One of the five authors of the article is a University of California, San Francisco obstetrician who works at an abortion clinic and a second author — a UCSF medical student and lawyer — worked for several months at the advocacy group NARAL Pro-Choice America.
DeAngelis said JAMA will publish properly submitted critics’ comments in an upcoming edition and will give the authors a chance to respond. But she stood by her decision to publish it.
“There’s nothing wrong with this article,” DeAngelis said. “This is not original research. This is a review article,” based on data in dozens of medical articles by other researchers.
DeAngelis said the obstetrician’s experience is not a conflict because performing abortions is often part of that job. She said she would have published the medical student’s NARAL connection as a potential conflict of interest had she known about it in advance, but that not mentioning it does not mean that the article or journal are biased.
“If there weren’t four other authors and this wasn’t a peer-reviewed journal, I’d worry ... but I don’t,” she said.
Dr.

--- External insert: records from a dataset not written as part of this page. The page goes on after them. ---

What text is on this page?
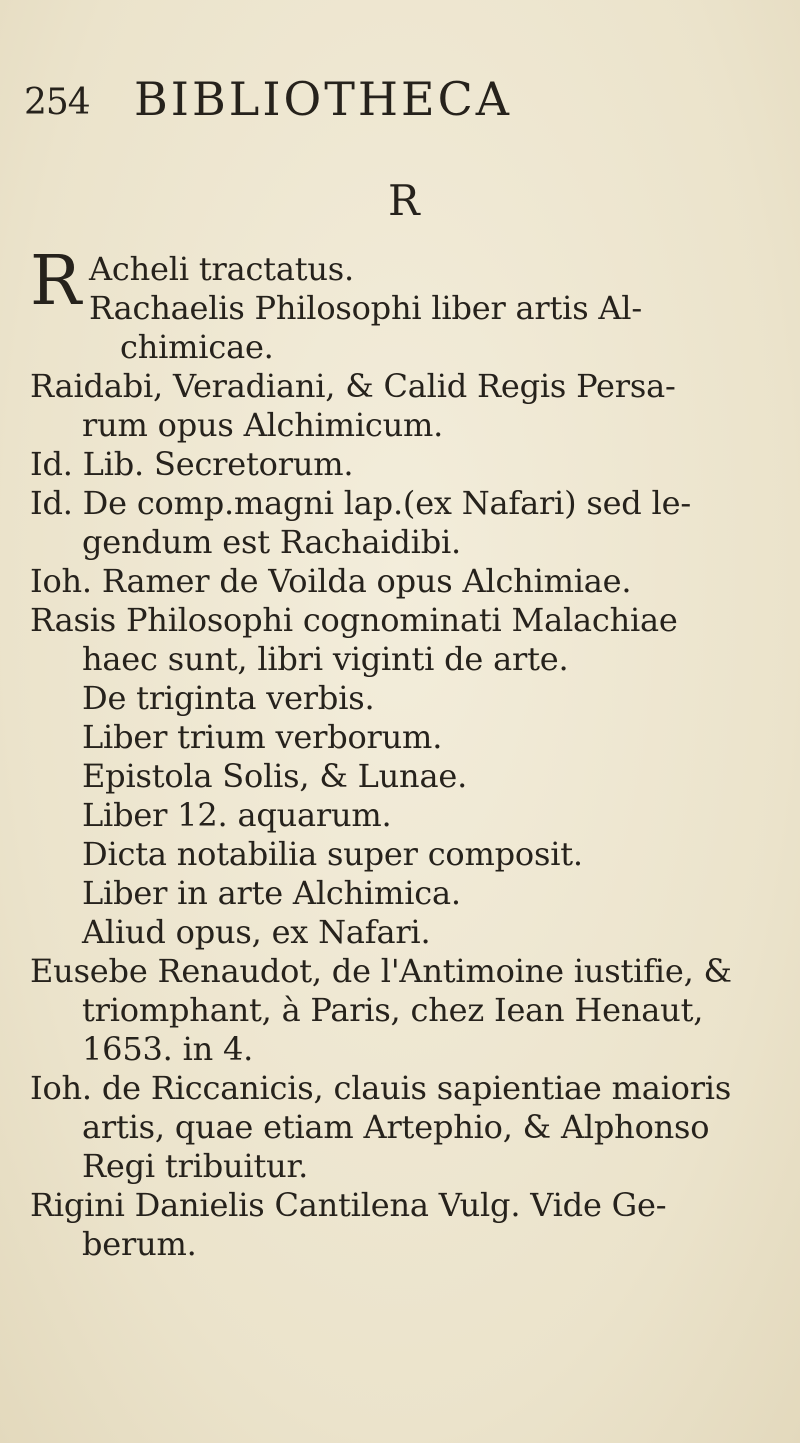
254 BIBLIOTHECA
R
R Acheli tractatus.
Rachaelis Philosophi liber artis Al-
chimicae.
Raidabi, Veradiani, & Calid Regis Persa-
rum opus Alchimicum.
Id. Lib. Secretorum.
Id. De comp.magni lap.(ex Nafari) sed le-
gendum est Rachaidibi.
Ioh. Ramer de Voilda opus Alchimiae.
Rasis Philosophi cognominati Malachiae
haec sunt, libri viginti de arte.
De triginta verbis.
Liber trium verborum.
Epistola Solis, & Lunae.
Liber 12. aquarum.
Dicta notabilia super composit.
Liber in arte Alchimica.
Aliud opus, ex Nafari.
Eusebe Renaudot, de l'Antimoine iustifie, &
triomphant, à Paris, chez Iean Henaut,
1653. in 4.
Ioh. de Riccanicis, clauis sapientiae maioris
artis, quae etiam Artephio, & Alphonso
Regi tribuitur.
Rigini Danielis Cantilena Vulg. Vide Ge-
berum.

Mark Rosen, the review’s senior author, is an anesthesiologist and fetal surgery pioneer who said the article is an objective review of medical literature.
Dr. Philip Darney, an obstetrics-gynecology professor at UCSF, said the review article represents “thoughtful and thorough scholarship. No conflicts of interest were present in conducting this work and no affiliations nor clinical practice information were withheld inappropriately.”
DeAngelis said she attends Mass at least weekly and is also a Eucharistic minister, which allows her to administer communion to fellow Catholics.